Fil d'Ariane
“L’expatriation au féminin évolue très rapidement et la protection sociale est un sujet-clé pour les femmes qui quittent l’hexagone”, insiste Sabine David, co-fondatrice d’Expat Communication. L’objectif de ce livret de 28 pages illustrées est donc de témoigner des réalités que connaissent ces femmes à l’étranger, en exposant tous les cas de figure de l’expatriation au féminin.
D’abord sur le plan personnel - seule ou en couple, avec ou sans enfant, mariée, pacsée ou en union libre - “il est nécessaire de faire un arrêt sur image sur sa vie personnelle avant un départ qui aura forcément des répercutions sur (le choix) de protection sociale”, poursuit Sabine David.

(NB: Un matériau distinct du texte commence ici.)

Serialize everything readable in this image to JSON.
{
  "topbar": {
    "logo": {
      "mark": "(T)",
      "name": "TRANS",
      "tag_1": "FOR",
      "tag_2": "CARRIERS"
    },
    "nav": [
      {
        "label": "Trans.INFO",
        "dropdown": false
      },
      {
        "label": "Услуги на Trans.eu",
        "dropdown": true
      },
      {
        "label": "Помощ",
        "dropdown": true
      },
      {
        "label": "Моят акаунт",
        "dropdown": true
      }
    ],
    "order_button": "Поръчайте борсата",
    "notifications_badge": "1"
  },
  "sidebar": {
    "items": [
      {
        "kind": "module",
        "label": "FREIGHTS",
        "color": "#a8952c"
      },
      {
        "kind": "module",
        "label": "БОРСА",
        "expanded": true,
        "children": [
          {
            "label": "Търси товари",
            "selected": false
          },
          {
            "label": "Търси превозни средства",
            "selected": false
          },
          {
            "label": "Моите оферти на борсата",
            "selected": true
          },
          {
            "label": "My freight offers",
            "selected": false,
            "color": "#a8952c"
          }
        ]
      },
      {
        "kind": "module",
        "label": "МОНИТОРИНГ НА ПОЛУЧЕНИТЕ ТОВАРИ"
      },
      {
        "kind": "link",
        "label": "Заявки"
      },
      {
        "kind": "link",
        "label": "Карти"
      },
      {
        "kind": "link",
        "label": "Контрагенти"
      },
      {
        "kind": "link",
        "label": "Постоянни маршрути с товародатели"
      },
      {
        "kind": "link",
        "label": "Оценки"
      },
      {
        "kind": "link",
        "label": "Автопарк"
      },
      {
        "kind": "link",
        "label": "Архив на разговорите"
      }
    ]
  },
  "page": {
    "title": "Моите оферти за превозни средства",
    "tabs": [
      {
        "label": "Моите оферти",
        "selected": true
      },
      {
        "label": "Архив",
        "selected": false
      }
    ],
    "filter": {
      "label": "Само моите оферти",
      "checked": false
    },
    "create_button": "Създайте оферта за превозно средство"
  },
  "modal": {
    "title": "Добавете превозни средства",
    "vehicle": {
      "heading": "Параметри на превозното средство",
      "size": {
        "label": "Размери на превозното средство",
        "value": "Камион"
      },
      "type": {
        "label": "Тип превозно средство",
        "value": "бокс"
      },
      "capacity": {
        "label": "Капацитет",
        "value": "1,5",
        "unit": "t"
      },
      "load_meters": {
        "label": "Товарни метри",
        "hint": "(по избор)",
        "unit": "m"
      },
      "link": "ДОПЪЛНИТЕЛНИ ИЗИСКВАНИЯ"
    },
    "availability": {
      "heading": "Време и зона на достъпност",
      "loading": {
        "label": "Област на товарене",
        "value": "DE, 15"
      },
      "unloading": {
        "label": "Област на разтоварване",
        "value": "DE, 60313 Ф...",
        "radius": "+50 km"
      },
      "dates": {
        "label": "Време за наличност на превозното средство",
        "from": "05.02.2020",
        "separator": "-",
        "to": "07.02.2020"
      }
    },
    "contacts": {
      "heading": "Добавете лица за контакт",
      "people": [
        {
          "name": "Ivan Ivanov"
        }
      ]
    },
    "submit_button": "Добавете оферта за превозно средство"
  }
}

Faire un arrêt sur image sur sa vie personnelle avant un départ
Sabine David, Expat Communication
Puis sur le plan professionnel, notamment pour les carrières atypiques des conjoints d’expatriés, encore majoritairement des femmes. La dernière enquête “Expat Value” sur le couple et l’expatriation et sur les carrières professionnels des conjoints expatriés, réalisée en 2015 par Expat Communication, aussi éditeur du site femmexpat.com, confirme ce constat. “Je vais être claire et je suis désolée pour la grammaire française, mais je vais parler au féminin”, annonce Alix Carnot, directrice du pôle Carrière internationale d’Expat Communication. Sur les 3500 réponses obtenues, un vrai succès pour l’entreprise, les femmes représentent 91% des conjoints d’expatriés.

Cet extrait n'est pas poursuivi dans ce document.